One should know that I am probably the least political person you know. So while this entry may contain political words, names, and phrases, it is not a political message. It is not proclaiming cheers for one side or another, nor is it celebrating death or a government in any way. It is a conflicted message if anything, because that is how I have felt today, very conflicted.
As you know, last night came the announcement that Osama bin Laden had been killed. Reading updates on Twitter and Facebook, I have felt very conflicted with this knowledge. Not for fear of attacks, or whether or not it was really bin Laden, and not with the claims and accusations of our President being one thing or another; I’ll leave you to discuss those things. What conflicts me is the message of the world and the message of the Kingdom.

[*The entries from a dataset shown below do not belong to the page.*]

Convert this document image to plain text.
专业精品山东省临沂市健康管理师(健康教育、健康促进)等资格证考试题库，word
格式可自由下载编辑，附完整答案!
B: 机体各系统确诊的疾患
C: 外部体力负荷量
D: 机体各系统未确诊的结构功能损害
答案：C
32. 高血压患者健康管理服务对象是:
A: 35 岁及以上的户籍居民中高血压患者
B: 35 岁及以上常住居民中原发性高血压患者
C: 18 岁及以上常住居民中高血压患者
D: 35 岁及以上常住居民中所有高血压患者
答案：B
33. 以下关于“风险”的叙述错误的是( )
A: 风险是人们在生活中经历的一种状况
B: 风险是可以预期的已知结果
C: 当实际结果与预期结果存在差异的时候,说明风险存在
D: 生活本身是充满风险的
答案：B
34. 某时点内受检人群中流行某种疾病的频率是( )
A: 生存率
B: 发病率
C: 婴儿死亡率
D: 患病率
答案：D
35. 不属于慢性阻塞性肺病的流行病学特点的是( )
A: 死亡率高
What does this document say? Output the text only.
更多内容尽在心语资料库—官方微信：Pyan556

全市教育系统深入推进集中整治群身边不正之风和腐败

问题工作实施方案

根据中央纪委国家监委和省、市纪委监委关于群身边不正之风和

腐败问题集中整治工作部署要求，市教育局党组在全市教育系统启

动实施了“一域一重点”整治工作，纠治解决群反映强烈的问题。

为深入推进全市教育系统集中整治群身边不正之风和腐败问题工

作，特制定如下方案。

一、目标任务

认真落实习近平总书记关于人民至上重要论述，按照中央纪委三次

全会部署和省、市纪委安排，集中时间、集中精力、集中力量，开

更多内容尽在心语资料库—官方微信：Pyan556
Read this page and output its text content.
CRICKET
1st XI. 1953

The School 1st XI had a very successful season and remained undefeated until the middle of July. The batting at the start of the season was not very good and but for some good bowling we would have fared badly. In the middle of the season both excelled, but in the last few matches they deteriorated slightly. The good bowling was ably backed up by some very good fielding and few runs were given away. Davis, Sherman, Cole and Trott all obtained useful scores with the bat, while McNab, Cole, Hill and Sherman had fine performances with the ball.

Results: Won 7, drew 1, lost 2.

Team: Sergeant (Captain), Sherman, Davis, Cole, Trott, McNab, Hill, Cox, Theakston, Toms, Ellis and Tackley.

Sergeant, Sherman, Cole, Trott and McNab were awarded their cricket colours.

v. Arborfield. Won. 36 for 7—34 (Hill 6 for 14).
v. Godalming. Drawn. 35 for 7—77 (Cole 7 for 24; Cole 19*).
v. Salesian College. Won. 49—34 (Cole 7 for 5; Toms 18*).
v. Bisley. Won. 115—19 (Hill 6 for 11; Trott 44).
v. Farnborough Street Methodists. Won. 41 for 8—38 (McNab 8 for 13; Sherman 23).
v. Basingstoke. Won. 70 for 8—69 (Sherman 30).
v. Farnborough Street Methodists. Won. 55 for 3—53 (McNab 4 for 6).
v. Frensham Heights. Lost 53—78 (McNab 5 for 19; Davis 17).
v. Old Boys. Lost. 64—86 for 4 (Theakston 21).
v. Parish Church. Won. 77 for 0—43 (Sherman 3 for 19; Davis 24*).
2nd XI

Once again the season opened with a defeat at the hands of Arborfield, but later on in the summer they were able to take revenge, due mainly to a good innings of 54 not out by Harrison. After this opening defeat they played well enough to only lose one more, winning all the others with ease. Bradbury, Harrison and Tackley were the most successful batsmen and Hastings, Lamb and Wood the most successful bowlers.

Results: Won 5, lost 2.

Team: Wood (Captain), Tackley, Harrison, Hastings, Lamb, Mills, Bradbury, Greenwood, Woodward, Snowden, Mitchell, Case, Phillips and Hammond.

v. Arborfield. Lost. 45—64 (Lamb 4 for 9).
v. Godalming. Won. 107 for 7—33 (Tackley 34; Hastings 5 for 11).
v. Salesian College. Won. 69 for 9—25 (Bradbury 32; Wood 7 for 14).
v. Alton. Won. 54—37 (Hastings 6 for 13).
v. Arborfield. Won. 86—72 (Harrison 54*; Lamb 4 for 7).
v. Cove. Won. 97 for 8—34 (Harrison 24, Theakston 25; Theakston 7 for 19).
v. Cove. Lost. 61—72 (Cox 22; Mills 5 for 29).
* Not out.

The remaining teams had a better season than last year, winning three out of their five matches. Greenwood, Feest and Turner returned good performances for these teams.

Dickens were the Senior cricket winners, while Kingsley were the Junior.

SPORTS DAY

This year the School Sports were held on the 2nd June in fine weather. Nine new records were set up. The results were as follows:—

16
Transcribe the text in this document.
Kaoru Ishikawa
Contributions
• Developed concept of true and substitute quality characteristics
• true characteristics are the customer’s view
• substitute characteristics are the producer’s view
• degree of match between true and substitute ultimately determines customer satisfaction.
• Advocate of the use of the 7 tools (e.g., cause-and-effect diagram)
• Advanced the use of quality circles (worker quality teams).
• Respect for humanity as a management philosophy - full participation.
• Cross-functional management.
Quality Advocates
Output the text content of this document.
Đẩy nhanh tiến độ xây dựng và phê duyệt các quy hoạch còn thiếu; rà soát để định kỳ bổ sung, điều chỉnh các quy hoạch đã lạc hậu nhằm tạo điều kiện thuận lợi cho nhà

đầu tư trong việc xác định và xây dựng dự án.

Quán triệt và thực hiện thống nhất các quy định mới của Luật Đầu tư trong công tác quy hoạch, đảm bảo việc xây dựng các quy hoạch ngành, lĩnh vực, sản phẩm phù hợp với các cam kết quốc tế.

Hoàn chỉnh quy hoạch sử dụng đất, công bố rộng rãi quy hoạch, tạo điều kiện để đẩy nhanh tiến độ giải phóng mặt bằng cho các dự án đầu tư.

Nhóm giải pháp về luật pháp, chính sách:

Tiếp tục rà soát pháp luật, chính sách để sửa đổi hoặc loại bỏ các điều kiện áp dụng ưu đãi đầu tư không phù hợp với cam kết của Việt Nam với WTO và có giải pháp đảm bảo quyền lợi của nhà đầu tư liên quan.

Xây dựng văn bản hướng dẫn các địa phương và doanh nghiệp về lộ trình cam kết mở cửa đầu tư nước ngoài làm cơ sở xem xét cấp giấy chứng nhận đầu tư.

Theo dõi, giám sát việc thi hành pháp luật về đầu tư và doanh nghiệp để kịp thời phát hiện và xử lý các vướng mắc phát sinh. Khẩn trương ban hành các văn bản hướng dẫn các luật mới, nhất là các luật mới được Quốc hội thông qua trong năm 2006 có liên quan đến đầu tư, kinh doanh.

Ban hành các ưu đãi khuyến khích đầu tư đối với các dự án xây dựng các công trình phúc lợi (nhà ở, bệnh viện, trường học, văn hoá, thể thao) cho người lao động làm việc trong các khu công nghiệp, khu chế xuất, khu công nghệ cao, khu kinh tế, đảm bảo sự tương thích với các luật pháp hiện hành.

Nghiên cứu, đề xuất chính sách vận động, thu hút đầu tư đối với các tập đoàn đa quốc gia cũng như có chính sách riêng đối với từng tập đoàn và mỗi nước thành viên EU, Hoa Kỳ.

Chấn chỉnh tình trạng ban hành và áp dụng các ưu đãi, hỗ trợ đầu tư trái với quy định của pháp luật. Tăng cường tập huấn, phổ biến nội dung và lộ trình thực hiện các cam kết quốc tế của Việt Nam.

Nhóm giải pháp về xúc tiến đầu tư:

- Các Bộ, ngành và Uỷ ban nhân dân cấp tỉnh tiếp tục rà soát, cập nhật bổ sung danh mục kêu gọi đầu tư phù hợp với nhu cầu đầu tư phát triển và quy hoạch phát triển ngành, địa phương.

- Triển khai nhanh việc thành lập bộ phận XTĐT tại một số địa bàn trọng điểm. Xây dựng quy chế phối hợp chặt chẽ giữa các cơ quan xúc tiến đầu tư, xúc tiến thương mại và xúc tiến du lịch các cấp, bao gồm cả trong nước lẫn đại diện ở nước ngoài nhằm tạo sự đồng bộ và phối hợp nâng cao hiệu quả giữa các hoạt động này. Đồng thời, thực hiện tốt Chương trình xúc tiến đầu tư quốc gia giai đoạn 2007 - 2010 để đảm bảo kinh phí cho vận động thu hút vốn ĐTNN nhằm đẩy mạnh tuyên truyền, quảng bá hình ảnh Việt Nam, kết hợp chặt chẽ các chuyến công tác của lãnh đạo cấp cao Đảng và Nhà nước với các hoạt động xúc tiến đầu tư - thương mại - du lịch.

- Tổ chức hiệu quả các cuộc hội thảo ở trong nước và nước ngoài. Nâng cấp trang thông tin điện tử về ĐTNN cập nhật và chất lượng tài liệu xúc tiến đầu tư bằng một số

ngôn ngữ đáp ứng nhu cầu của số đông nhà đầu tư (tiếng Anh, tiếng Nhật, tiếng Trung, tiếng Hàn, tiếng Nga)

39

I understand that as Americans, we stand for and demand justice. It makes sense. I get it. But as a citizen of another world, another Kingdom, I believe there is a better way. I am conflicted, and maybe really for the first time in my life, because our Leader is telling us to not only forgive our enemies, but to love them as well. A Leader who tells us that things like revenge are not the way of the Kingdom. A Leader that says that an eye for an eye doesn’t work.
So I am curious to what we are all celebrating here? Death? Justice? The American way? For starters, there is a difference between justice and vengeance. For some reason though, the news of all of this saddened me in some way. I do not know why, and I do not think I will do too much soul searching in order to find out. I am not trying to be poignant here, but I believe I am saddened because we have killed a poster-boy for our anger over the last 10 years since 9/11, and that someone will replace the face on the top of that list, and the cycle will continue. Whatever we are celebrating, I am positive that it is not the way of the Kingdom.
And as Jesus tells us to forgive our enemies, I wonder, “How do we forgive someone like that? Someone who is responsible for the killing and death of our own people?” And to that question, I do not have the answer. But I know that it is possible. If grace alone can capture the heart of a wretch like me, it can forgive the heart of anyone else. Period. End of statement.
So as a country, we will celebrate. But as a Kingdom, we will mourn. And there is my conflict.
I believe that another way is possible, and as Indian activist Arndhati Roy said, “Another world is not only possible, she is on her way. On a quiet day, I can hear her breathing.”
As Christ followers and Kingdom people, we are called to stand up and be different. To mourn the things God would mourn, and celebrate the things God would celebrate. I understand that we ourselves did not go to Pakistan and kill anyone, but the way we handle ourselves when governments and people do, defines which kingdom we belong to; a kingdom or the Kingdom. It does not make sense for us as Americans to not celebrate what is happening, but it also does not make sense for us as Kingdom inhabitants to celebrate what is happening.
I went to go visit my grandfather in a hospital room in Nebraska just a few weeks ago. I sat in a chair at his bedside and all I could think about was how I wanted sickness to be a thing of the past. My little nephew had some health problems a couple weeks ago, and in my tears all I could think about was a groaning for a time when sickness would be a thing of the past. And now, in what many are calling our country’s finest achievement in a long time, I am groaning for a time when war and retaliation are a thing of the past.
And I do believe that day is coming. And on quiet days, I can hear her breathing.